STONINGTON — A tight construction schedule at Deans Mill Elementary School is driving the district’s decision to pack up and move classrooms at all three of the town’s elementary schools during the last week in March.

Preparation for demolition of the 1975 portion of Deans Mill School will need to begin on April 1 in order for building materials to be removed and a parking lot built in the wing’s place by mid-August. That target is necessary in order to be ready in time for the opening of school in September, Superintendent Van Riley said Friday.

To adhere to that schedule, teachers who have classrooms in the 1975 wing must pack up their materials and move to the newly-constructed wing on March 29, he said. Paralleling Deans Mill, all teachers in West Broad Street School and some at West Vine Street School will also move to their new classrooms at West Vine Street School on March 29.

Riley sent a memo to parents and guardians on Feb. 14 detailing certain K-8 schedule changes, which included cancelling early release days on March 20, 21 and 22 and rescheduling them to March 25 and 26 so that teachers could use the time to pack up their classrooms.

March 27 and 28 will remain regular schedule days for students in grades K-8. March 29 has been designated at a "professional day" district-wide, with no school for students while teachers are relocating.

Riley said the district expected to receive Certificates of Occupancy for both Deans Mill and West Vine Street schools on March 21 and 22.

The moves will be somewhat simplified because the new classrooms will be furnished with new furniture and technology, Riley said

“We’ll be moving teachers’ materials and the things they want to bring with them,” he said. “The nice thing is we won’t be moving any furniture because we’ll have new furniture.”

Any leftover furniture, file cabinets or equipment that the district wants to keep from the 1975 Deans Mill wing will be moved to storage by March 30, Riley said.

Riley acknowledged that the initial plan for West Broad Street School was to wait on the move until the close of school in June, but the community’s enthusiasm about the new classrooms at West Vine changed that schedule.

“Originally we said, 'let’s wait to the end of the year and move,' but everybody’s excited about it — the kids, the teachers, the parents,” he said. “People said, 'if Deans Mill is going into the new building, we want to go, too.'”

Riley also said he was in favor or the timing of the moves because students will be settled into their new classroom before state testing at the April and early May.

“We didn’t want to interrupt that process,” he said. “So it was either let’s do it early or we’ll wait until the end of the school year.”

He also said the moves would not subtract from instructional time.

“If you look at the amount of instructional time, they’ll be in a new classroom starting April 1,” he said. “It’s the same teacher in a new classroom, so there’s no loss of instructional time.”

The early release dates on March 25 and 26 and the professional development day on March 29 will also give middle school teachers some hours to begin organizing their classrooms.

Completion of the $67 million expansion and renovation of Stonington’s two elementary schools was originally scheduled for July 2018 but a number of delays pushed occupancy from August 2018 to January 2019 and finally to September 2019.

At the town's middle schools, a move is also in the works for the end of the school year. 

With consolidation planned for the upcoming 2019-20 school year, Pawcatuck Middle School teachers in grades 6, 7 and 8 will move their classrooms to Mystic Middle School, which will be renamed Stonington Middle School.

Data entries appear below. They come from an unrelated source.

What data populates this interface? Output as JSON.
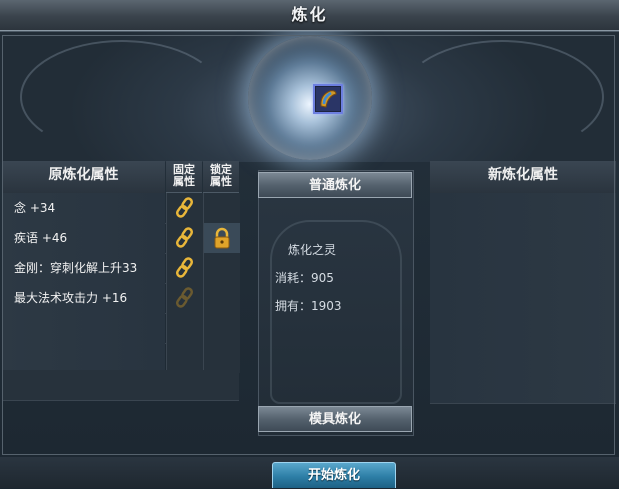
{
  "window": {
    "title": "炼化"
  },
  "left_table": {
    "header": "原炼化属性",
    "fixed_header": [
      "固定",
      "属性"
    ],
    "lock_header": [
      "锁定",
      "属性"
    ],
    "rows": [
      {
        "attr": "念 +34",
        "fixed_icon": "chain-link-icon",
        "lock_icon": ""
      },
      {
        "attr": "疾语 +46",
        "fixed_icon": "chain-link-icon",
        "lock_icon": "padlock-icon"
      },
      {
        "attr": "金刚：穿刺化解上升33",
        "fixed_icon": "chain-link-icon",
        "lock_icon": ""
      },
      {
        "attr": "最大法术攻击力 +16",
        "fixed_icon": "chain-link-dim-icon",
        "lock_icon": ""
      }
    ]
  },
  "right_table": {
    "header": "新炼化属性"
  },
  "center": {
    "mode_normal": "普通炼化",
    "material_name": "炼化之灵",
    "cost": "消耗：905",
    "owned": "拥有：1903",
    "mode_mold": "模具炼化"
  },
  "start_button": "开始炼化",
  "colors": {
    "chain_gold": "#e8b63a",
    "button_blue": "#2d7ea6",
    "slot_border": "#6d7fe0"
  }
}
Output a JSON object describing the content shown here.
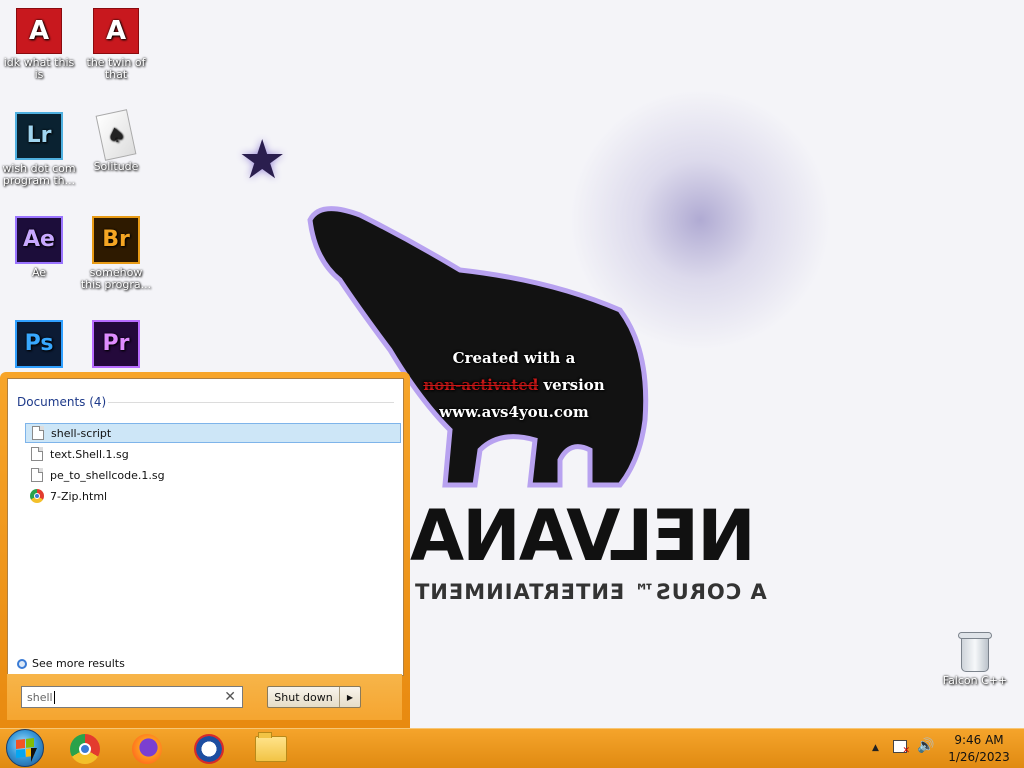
{
  "desktop": {
    "icons": [
      {
        "glyph": "A",
        "label": "idk what this is",
        "icon": "acrobat-icon"
      },
      {
        "glyph": "A",
        "label": "the twin of that",
        "icon": "acrobat-icon"
      },
      {
        "glyph": "Lr",
        "label": "wish dot com program th...",
        "icon": "lightroom-icon"
      },
      {
        "glyph": "♠",
        "label": "Solitude",
        "icon": "solitaire-icon"
      },
      {
        "glyph": "Ae",
        "label": "Ae",
        "icon": "after-effects-icon"
      },
      {
        "glyph": "Br",
        "label": "somehow this progra...",
        "icon": "bridge-icon"
      },
      {
        "glyph": "Ps",
        "label": "",
        "icon": "photoshop-icon"
      },
      {
        "glyph": "Pr",
        "label": "",
        "icon": "premiere-icon"
      }
    ],
    "recycle_bin": {
      "label": "Falcon C++",
      "icon": "recycle-bin-icon"
    }
  },
  "wallpaper": {
    "watermark_line1": "Created with a",
    "watermark_line2_red": "non-activated",
    "watermark_line2_rest": " version",
    "watermark_line3": "www.avs4you.com",
    "logo_text": "NELVANA",
    "logo_sub": "A CORUS™ ENTERTAINMENT",
    "star_glyph": "★"
  },
  "start_menu": {
    "section_title": "Documents (4)",
    "results": [
      {
        "label": "shell-script",
        "icon": "document-icon",
        "selected": true
      },
      {
        "label": "text.Shell.1.sg",
        "icon": "document-icon",
        "selected": false
      },
      {
        "label": "pe_to_shellcode.1.sg",
        "icon": "document-icon",
        "selected": false
      },
      {
        "label": "7-Zip.html",
        "icon": "chrome-icon",
        "selected": false
      }
    ],
    "see_more": "See more results",
    "search_value": "shell",
    "clear_glyph": "✕",
    "shutdown_label": "Shut down",
    "shutdown_arrow": "▶"
  },
  "taskbar": {
    "pinned": [
      "chrome-icon",
      "firefox-icon",
      "opera-icon",
      "file-explorer-icon"
    ],
    "tray_arrow": "▲",
    "volume_glyph": "🔊",
    "time": "9:46 AM",
    "date": "1/26/2023"
  },
  "colors": {
    "taskbar": "#f5a42b",
    "selection": "#cde6f7",
    "section_title": "#1e3a8a"
  }
}
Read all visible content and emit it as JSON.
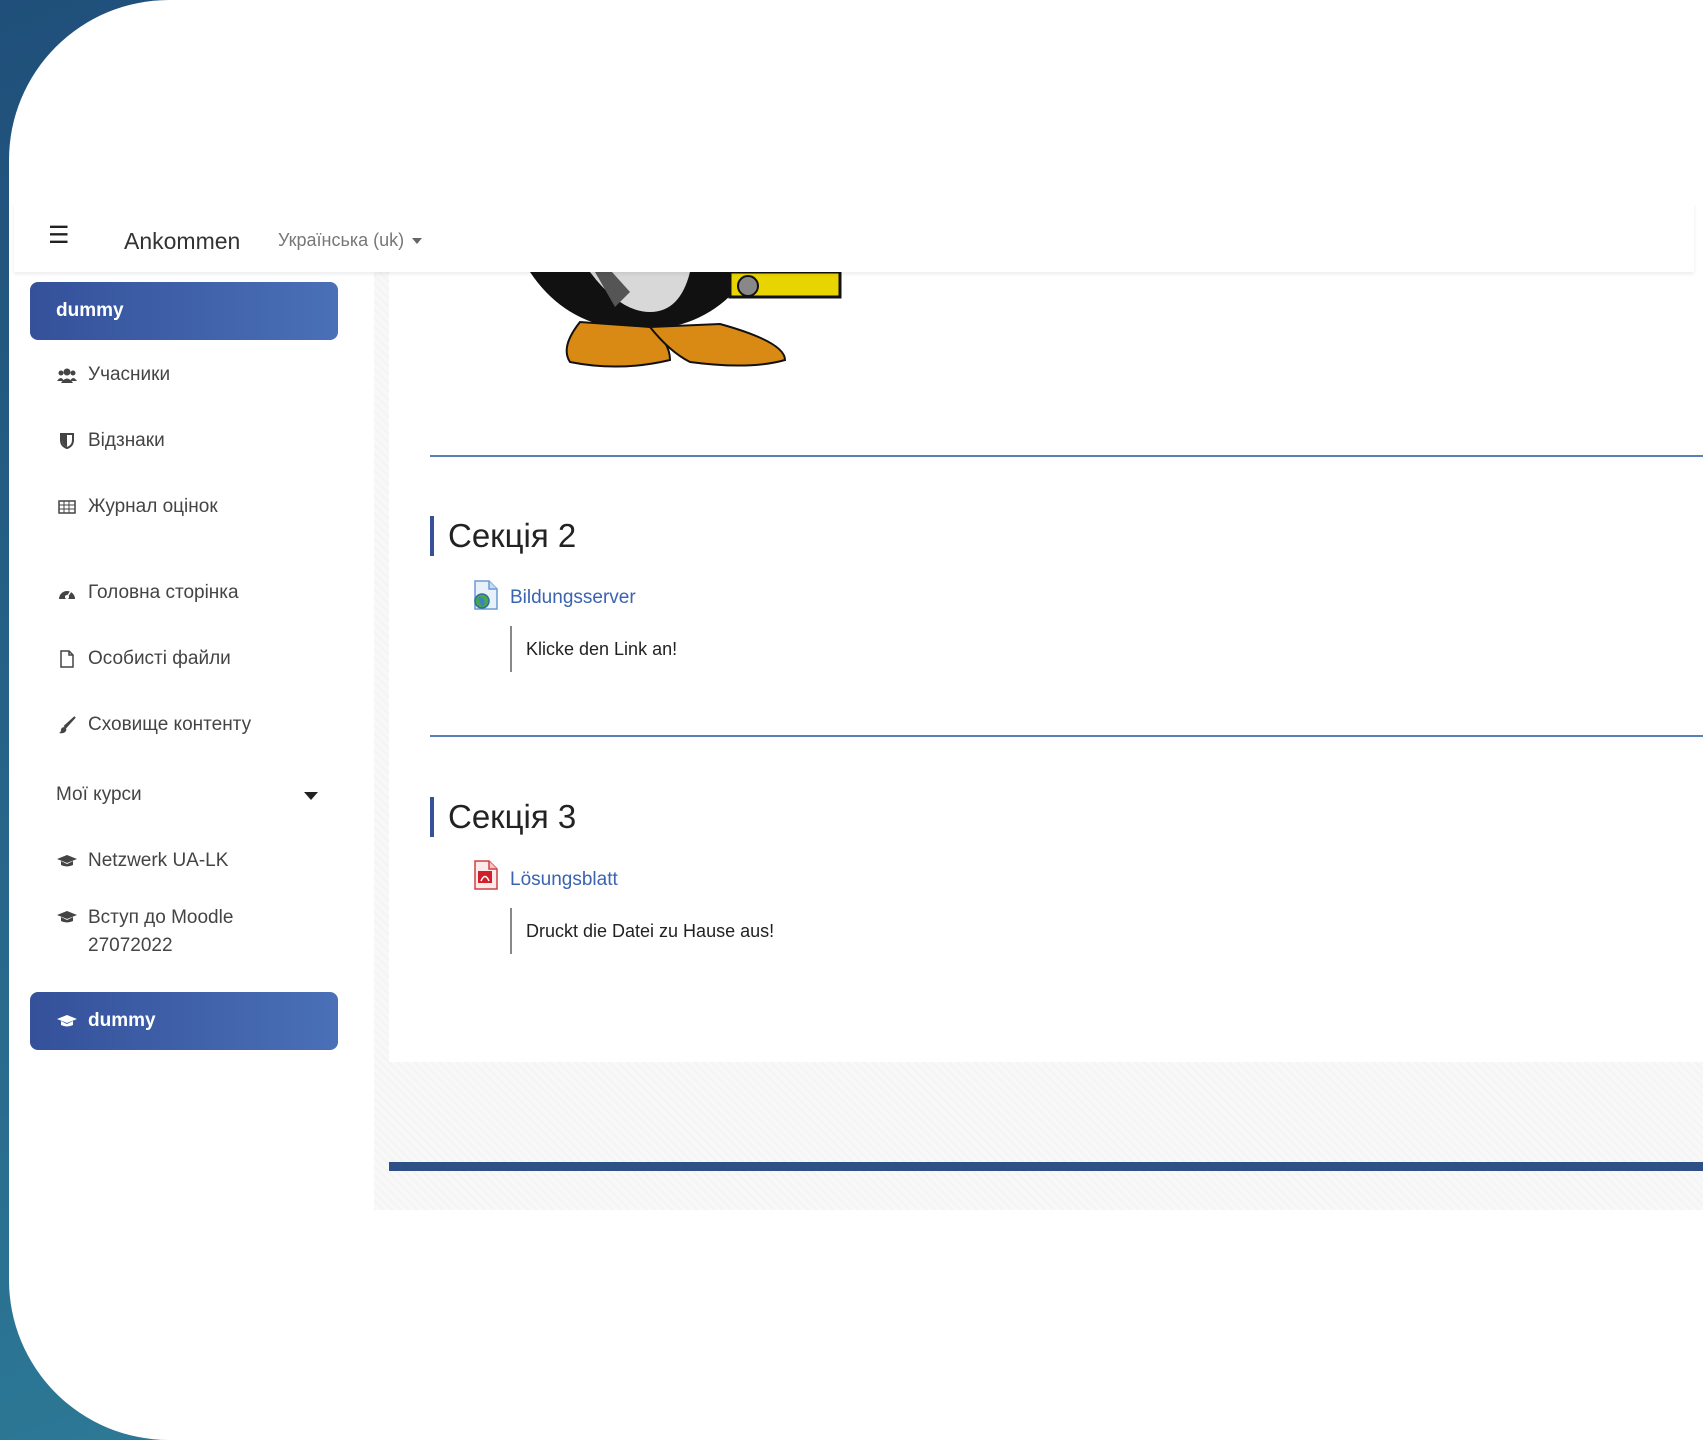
{
  "navbar": {
    "brand": "Ankommen",
    "language": "Українська (uk)"
  },
  "sidebar": {
    "items": [
      {
        "label": "dummy",
        "icon": "none",
        "active": true
      },
      {
        "label": "Учасники",
        "icon": "users-icon"
      },
      {
        "label": "Відзнаки",
        "icon": "shield-icon"
      },
      {
        "label": "Журнал оцінок",
        "icon": "table-icon"
      },
      {
        "label": "Головна сторінка",
        "icon": "dashboard-icon"
      },
      {
        "label": "Особисті файли",
        "icon": "file-icon"
      },
      {
        "label": "Сховище контенту",
        "icon": "brush-icon"
      },
      {
        "label": "Мої курси",
        "icon": "none"
      },
      {
        "label": "Netzwerk UA-LK",
        "icon": "graduation-cap-icon"
      },
      {
        "label": "Вступ до Moodle",
        "label2": "27072022",
        "icon": "graduation-cap-icon"
      },
      {
        "label": "dummy",
        "icon": "graduation-cap-icon",
        "active": true
      }
    ]
  },
  "sections": [
    {
      "title": "Секція 2",
      "module": {
        "name": "Bildungsserver",
        "icon": "url-icon",
        "description": "Klicke den Link an!"
      }
    },
    {
      "title": "Секція 3",
      "module": {
        "name": "Lösungsblatt",
        "icon": "pdf-icon",
        "description": "Druckt die Datei zu Hause aus!"
      }
    }
  ],
  "colors": {
    "accent": "#34519a",
    "link": "#3a63b0",
    "footer": "#2f4f87"
  }
}
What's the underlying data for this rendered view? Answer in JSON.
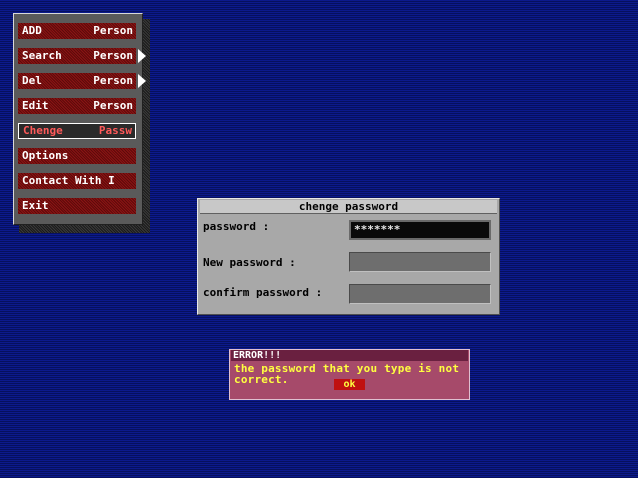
{
  "menu": {
    "items": [
      {
        "label": "ADD",
        "label2": "Person"
      },
      {
        "label": "Search",
        "label2": "Person"
      },
      {
        "label": "Del",
        "label2": "Person"
      },
      {
        "label": "Edit",
        "label2": "Person"
      },
      {
        "label": "Chenge",
        "label2": "Passw"
      },
      {
        "label": "Options",
        "label2": ""
      },
      {
        "label": "Contact With I",
        "label2": ""
      },
      {
        "label": "Exit",
        "label2": ""
      }
    ],
    "selected_index": 4
  },
  "change_password": {
    "title": "chenge password",
    "password_label": "password :",
    "password_value": "*******",
    "new_password_label": "New password :",
    "new_password_value": "",
    "confirm_password_label": "confirm password :",
    "confirm_password_value": ""
  },
  "error": {
    "title": "ERROR!!!",
    "message": "the password that you type is not correct.",
    "ok_label": "ok"
  },
  "colors": {
    "background": "#0a147a",
    "menu_item": "#7a1010",
    "selected_text": "#ff5a5a",
    "dialog": "#a8a8a8",
    "error_box": "#a64a6a",
    "error_text": "#ffff40"
  }
}
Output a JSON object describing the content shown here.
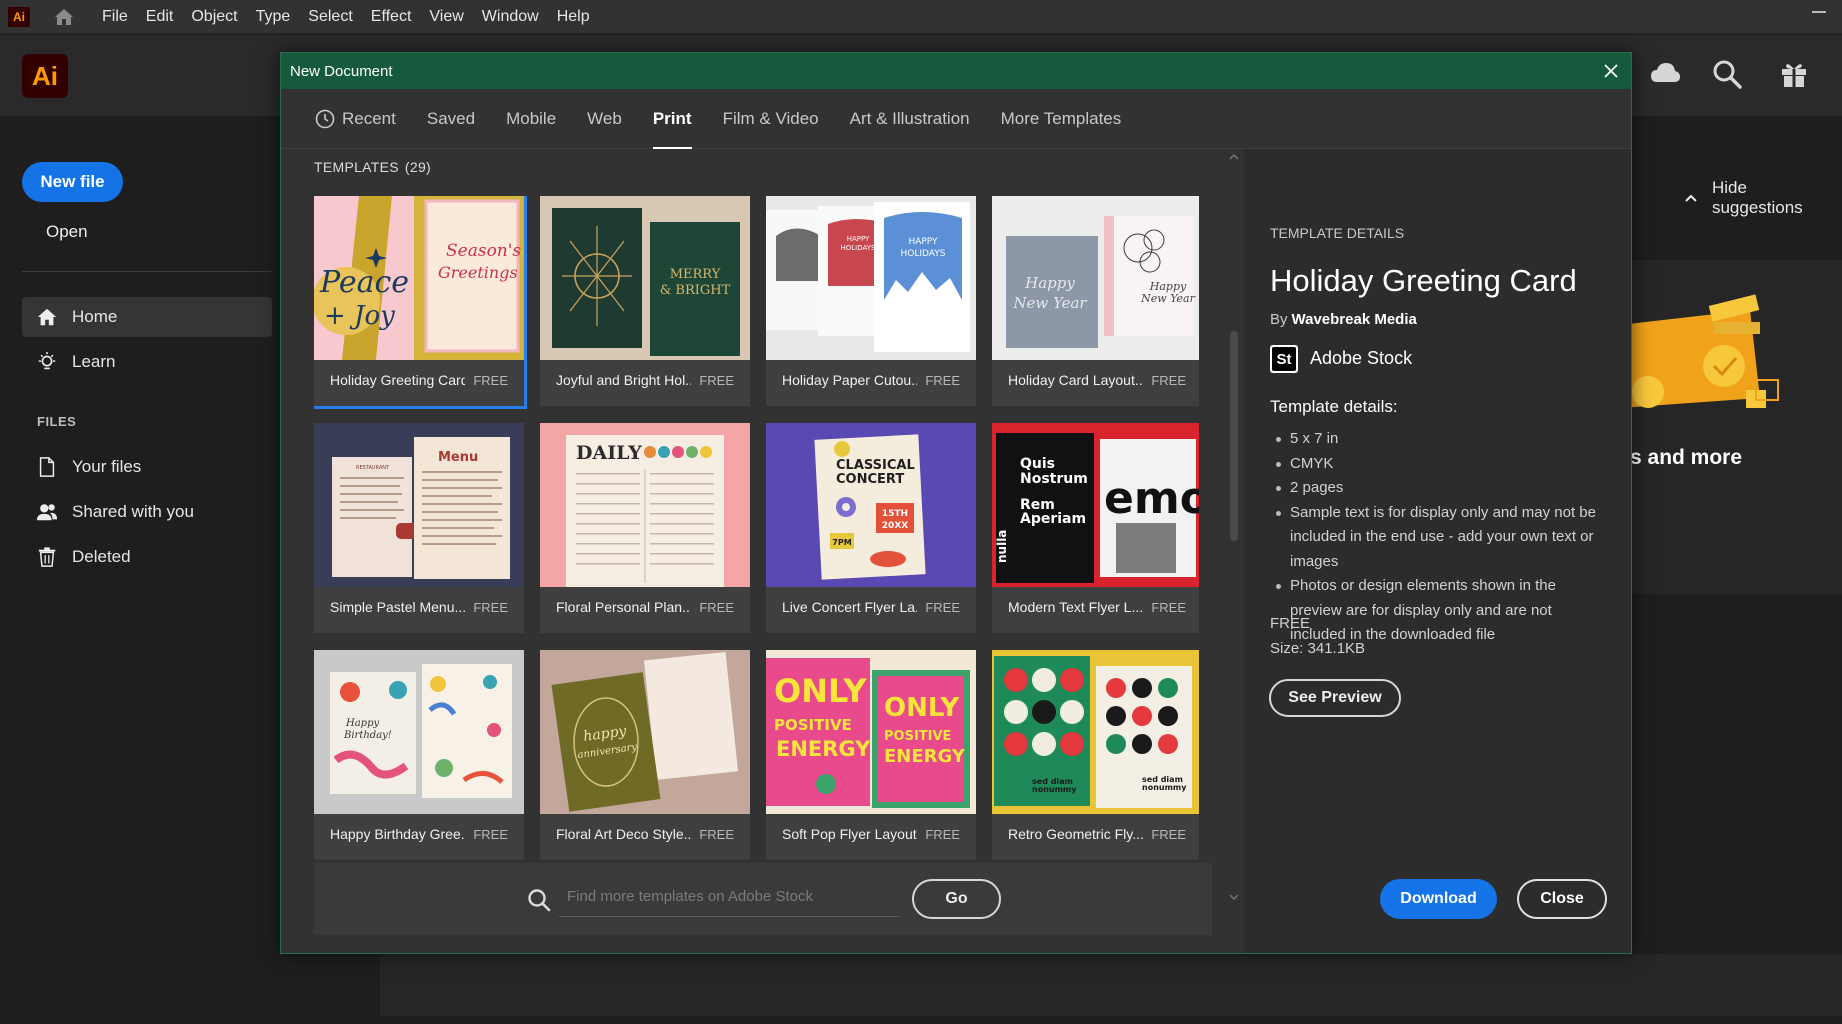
{
  "app": {
    "mini_logo": "Ai",
    "logo": "Ai"
  },
  "menu": [
    "File",
    "Edit",
    "Object",
    "Type",
    "Select",
    "Effect",
    "View",
    "Window",
    "Help"
  ],
  "header_icons": [
    "cloud-icon",
    "search-icon",
    "gift-icon"
  ],
  "sidebar": {
    "new_file": "New file",
    "open": "Open",
    "nav": [
      {
        "label": "Home",
        "icon": "home-icon",
        "active": true
      },
      {
        "label": "Learn",
        "icon": "lightbulb-icon",
        "active": false
      }
    ],
    "files_heading": "FILES",
    "files": [
      {
        "label": "Your files",
        "icon": "file-icon"
      },
      {
        "label": "Shared with you",
        "icon": "shared-users-icon"
      },
      {
        "label": "Deleted",
        "icon": "trash-icon"
      }
    ]
  },
  "background": {
    "hide_suggestions": "Hide suggestions",
    "suggestion_text": "s and more"
  },
  "dialog": {
    "title": "New Document",
    "tabs": [
      {
        "label": "Recent",
        "active": false
      },
      {
        "label": "Saved",
        "active": false
      },
      {
        "label": "Mobile",
        "active": false
      },
      {
        "label": "Web",
        "active": false
      },
      {
        "label": "Print",
        "active": true
      },
      {
        "label": "Film & Video",
        "active": false
      },
      {
        "label": "Art & Illustration",
        "active": false
      },
      {
        "label": "More Templates",
        "active": false
      }
    ],
    "templates_heading": "TEMPLATES",
    "templates_count": "(29)",
    "templates": [
      {
        "label": "Holiday Greeting Card",
        "price": "FREE",
        "selected": true
      },
      {
        "label": "Joyful and Bright Hol...",
        "price": "FREE"
      },
      {
        "label": "Holiday Paper Cutou...",
        "price": "FREE"
      },
      {
        "label": "Holiday Card Layout...",
        "price": "FREE"
      },
      {
        "label": "Simple Pastel Menu...",
        "price": "FREE"
      },
      {
        "label": "Floral Personal Plan...",
        "price": "FREE"
      },
      {
        "label": "Live Concert Flyer La...",
        "price": "FREE"
      },
      {
        "label": "Modern Text Flyer L...",
        "price": "FREE"
      },
      {
        "label": "Happy Birthday Gree...",
        "price": "FREE"
      },
      {
        "label": "Floral Art Deco Style...",
        "price": "FREE"
      },
      {
        "label": "Soft Pop Flyer Layout",
        "price": "FREE"
      },
      {
        "label": "Retro Geometric Fly...",
        "price": "FREE"
      }
    ],
    "search": {
      "placeholder": "Find more templates on Adobe Stock",
      "go": "Go"
    },
    "details": {
      "heading": "TEMPLATE DETAILS",
      "title": "Holiday Greeting Card",
      "by": "By",
      "author": "Wavebreak Media",
      "source_badge": "St",
      "source": "Adobe Stock",
      "sub_heading": "Template details:",
      "items": [
        "5 x 7 in",
        "CMYK",
        "2 pages",
        "Sample text is for display only and may not be included in the end use - add your own text or images",
        "Photos or design elements shown in the preview are for display only and are not included in the downloaded file"
      ],
      "price": "FREE",
      "size": "Size:  341.1KB",
      "see_preview": "See Preview"
    },
    "download": "Download",
    "close": "Close"
  },
  "thumb_text": {
    "t1_peace": "Peace",
    "t1_joy": "+ Joy",
    "t1_seasons": "Season's",
    "t1_greetings": "Greetings",
    "t2_merry": "MERRY",
    "t2_bright": "& BRIGHT",
    "t3_happy": "HAPPY",
    "t3_holidays": "HOLIDAYS",
    "t4_happy": "Happy",
    "t4_newyear": "New Year",
    "t5_menu": "Menu",
    "t5_restaurant": "RESTAURANT",
    "t6_daily": "DAILY",
    "t7_classical": "CLASSICAL",
    "t7_concert": "CONCERT",
    "t7_date": "15TH",
    "t7_year": "20XX",
    "t7_time": "7PM",
    "t8_quis": "Quis",
    "t8_nostrum": "Nostrum",
    "t8_rem": "Rem",
    "t8_aperiam": "Aperiam",
    "t8_nulla": "nulla",
    "t8_emo": "emo",
    "t9_happy": "Happy",
    "t9_birthday": "Birthday!",
    "t10_happy": "happy",
    "t10_anniversary": "anniversary",
    "t11_only": "ONLY",
    "t11_positive": "POSITIVE",
    "t11_energy": "ENERGY",
    "t12_sed": "sed diam",
    "t12_nonummy": "nonummy"
  }
}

Fifth-grade teachers from both Pawcatuck and Mystic Middle schools will move their classrooms to West Vine Street and Deans Mill schools respectively, while some Mystic Middle School teachers will pack and move their classrooms within the building.

Once Pawcatuck Middle School is vacant, the building will be renovated to house the district’s administration offices, an alternative education program and space for town recreational activities. West Broad Street School and the district’s Central Office building will be sold or given to the town.